Protect property in constitution: Conference 0
Wildrose Leader Danielle Smith. (STUART DRYDEN/QMI AGENCY)
Politicians, academics and media personalities including Brian Lilley and John Robson from Sun News Network gathered at Ottawa's historic Lord Elgin Hotel Saturday to push for a constitutional amendment enshrining property rights in the Charter.
"Property rights are the foundation of human freedom," said Peter Jaworski, one of the organizers of the conference.
Jaworski, a professor at Georgetown University in Washington, spoke on Ontario's by-law bullies. In 2010, Jaworski's parents, who had fled communist Poland for the freedom of Canada in the 1980s, were subjected to prosecution for hosting a conference on their property on the topic of liberty. Court documents revealed to the family that bylaw officials had visited their remote, rural property several times even taking pictures of guests, writing down their licence plates all without a warrant or informing the family.
In Ontario, British Columbia, and Quebec, Jaworski said, bylaw officers have greater powers to trespass on your property than police who need a warrant.
Mark Milke, with the Fraser Institute think-tank, pointed to regulations in Vancouver that have essentially shut down the use of land owned by the Canadian Pacific Railroad. CPR is blocked by regulations from developing the land it owns or selling it to another developer after the city designated the old railway lands a public thoroughfare and greenway. The Supreme Court backed that move in 2006.
"What luck will the rest of us have if a big company like CPR can have that done to them? The rest of us are hooped. It's very important that we be able to use our land and not just own it," Milke said, "otherwise it's the same as not owning it."

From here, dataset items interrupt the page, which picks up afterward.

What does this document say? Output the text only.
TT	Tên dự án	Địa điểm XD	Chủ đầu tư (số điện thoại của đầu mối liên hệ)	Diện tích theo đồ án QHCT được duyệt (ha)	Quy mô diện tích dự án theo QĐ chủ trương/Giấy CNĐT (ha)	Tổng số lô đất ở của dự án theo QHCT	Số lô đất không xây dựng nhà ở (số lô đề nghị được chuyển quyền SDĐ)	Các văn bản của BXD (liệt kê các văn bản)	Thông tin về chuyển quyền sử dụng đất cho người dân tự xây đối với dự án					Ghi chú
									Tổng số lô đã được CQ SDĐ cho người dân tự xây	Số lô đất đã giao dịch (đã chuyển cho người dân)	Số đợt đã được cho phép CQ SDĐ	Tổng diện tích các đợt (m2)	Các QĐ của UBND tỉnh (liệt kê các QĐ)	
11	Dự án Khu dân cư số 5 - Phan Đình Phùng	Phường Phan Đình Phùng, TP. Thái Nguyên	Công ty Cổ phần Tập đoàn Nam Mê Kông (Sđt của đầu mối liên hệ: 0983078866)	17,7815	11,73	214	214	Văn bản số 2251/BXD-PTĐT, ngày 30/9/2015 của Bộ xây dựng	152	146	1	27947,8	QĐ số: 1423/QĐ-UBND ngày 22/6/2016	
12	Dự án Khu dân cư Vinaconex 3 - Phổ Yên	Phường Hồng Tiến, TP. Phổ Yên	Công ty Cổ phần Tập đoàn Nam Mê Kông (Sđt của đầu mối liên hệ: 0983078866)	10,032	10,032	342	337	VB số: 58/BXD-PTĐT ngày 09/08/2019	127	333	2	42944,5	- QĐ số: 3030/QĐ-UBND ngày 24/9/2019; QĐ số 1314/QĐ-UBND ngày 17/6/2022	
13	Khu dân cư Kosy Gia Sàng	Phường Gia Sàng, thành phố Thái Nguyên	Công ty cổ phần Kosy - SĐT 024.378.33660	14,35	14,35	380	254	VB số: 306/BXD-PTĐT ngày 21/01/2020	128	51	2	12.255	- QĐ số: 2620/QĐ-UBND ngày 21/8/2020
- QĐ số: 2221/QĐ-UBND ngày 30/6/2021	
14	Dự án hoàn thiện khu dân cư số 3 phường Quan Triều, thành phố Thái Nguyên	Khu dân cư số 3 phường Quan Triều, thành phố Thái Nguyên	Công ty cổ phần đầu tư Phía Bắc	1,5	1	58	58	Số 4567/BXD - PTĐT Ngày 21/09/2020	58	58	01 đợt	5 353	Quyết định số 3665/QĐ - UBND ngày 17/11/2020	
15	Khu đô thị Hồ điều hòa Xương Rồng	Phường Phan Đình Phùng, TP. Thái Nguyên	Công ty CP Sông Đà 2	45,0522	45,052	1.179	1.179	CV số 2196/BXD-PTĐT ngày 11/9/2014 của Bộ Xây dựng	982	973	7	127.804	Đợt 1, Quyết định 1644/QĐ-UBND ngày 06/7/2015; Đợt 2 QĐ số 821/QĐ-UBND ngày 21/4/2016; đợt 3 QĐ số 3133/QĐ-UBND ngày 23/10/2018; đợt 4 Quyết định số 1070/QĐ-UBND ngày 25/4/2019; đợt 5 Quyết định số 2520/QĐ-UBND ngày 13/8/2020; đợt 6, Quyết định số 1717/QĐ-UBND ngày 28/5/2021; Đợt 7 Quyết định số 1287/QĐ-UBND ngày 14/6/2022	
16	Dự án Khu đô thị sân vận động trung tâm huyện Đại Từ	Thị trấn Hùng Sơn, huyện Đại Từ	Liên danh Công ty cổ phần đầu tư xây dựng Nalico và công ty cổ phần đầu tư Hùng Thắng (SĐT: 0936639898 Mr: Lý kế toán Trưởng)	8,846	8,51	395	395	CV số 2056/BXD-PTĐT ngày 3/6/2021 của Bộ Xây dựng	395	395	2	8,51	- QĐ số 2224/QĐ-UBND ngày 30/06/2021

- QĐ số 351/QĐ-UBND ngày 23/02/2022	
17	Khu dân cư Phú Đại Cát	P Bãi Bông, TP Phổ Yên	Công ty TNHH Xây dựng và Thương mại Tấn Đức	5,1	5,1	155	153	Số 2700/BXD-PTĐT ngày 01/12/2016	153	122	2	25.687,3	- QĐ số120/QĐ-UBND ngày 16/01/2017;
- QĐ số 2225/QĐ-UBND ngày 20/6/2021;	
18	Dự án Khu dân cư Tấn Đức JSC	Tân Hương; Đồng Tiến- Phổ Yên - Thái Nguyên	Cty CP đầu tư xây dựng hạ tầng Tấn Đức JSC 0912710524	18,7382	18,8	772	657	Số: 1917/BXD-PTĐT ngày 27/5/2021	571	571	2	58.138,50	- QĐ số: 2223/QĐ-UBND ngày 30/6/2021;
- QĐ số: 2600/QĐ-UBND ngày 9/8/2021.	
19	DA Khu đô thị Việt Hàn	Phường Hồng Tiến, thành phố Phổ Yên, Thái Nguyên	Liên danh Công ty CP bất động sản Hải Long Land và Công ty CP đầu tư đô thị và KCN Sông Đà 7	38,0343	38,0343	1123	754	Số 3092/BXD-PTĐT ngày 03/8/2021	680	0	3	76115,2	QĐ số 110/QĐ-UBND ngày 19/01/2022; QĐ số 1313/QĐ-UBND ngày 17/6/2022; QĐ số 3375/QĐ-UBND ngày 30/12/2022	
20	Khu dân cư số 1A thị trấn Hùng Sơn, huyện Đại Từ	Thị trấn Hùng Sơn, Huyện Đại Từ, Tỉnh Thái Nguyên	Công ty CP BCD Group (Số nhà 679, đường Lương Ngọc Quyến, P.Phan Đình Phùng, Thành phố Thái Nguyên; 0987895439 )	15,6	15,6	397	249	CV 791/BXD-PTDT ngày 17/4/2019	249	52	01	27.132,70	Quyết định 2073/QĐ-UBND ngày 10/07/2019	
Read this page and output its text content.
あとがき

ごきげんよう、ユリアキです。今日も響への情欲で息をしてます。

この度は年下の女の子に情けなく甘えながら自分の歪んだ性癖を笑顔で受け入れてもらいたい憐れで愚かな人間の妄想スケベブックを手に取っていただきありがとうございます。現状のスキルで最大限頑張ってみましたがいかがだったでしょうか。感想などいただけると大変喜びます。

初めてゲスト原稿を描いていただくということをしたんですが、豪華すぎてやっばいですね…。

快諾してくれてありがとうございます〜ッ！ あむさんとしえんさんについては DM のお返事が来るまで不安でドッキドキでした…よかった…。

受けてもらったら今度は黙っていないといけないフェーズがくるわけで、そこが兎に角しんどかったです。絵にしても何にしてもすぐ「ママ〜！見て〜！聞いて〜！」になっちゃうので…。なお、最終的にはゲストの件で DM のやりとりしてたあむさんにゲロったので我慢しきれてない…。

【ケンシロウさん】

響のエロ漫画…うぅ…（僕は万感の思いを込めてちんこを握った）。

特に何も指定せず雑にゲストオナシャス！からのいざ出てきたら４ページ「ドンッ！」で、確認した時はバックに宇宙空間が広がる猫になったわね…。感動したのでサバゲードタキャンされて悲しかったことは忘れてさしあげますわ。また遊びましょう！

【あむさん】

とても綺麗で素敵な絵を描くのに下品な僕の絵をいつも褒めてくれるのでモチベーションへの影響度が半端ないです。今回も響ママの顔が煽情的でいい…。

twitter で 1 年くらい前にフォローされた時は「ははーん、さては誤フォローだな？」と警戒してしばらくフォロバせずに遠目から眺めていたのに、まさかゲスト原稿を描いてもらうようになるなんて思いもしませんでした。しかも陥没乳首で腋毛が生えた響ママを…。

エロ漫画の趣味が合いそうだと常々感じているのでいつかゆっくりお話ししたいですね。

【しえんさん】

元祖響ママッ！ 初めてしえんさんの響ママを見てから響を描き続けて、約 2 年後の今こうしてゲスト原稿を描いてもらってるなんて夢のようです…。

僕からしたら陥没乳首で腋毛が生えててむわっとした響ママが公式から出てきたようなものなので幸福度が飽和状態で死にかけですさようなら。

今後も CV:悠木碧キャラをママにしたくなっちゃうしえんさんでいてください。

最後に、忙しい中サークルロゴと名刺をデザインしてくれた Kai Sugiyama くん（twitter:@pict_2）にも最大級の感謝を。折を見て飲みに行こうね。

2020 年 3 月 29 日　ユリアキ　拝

Danielle Smith, leader of Alberta's Wildrose Party and leader of the opposition, was the keynote speaker. Smith pointed to the abolition of the wheat board as a victory for property rights.
"What an incredible blow for economic freedom," Smith said.
While the wheat board was in effect, western farmers were forbidden from selling wheat grown on their own land to anyone other than the government backed body.
Smith said many of the seats her party won in last April's election came due to their stance on property rights.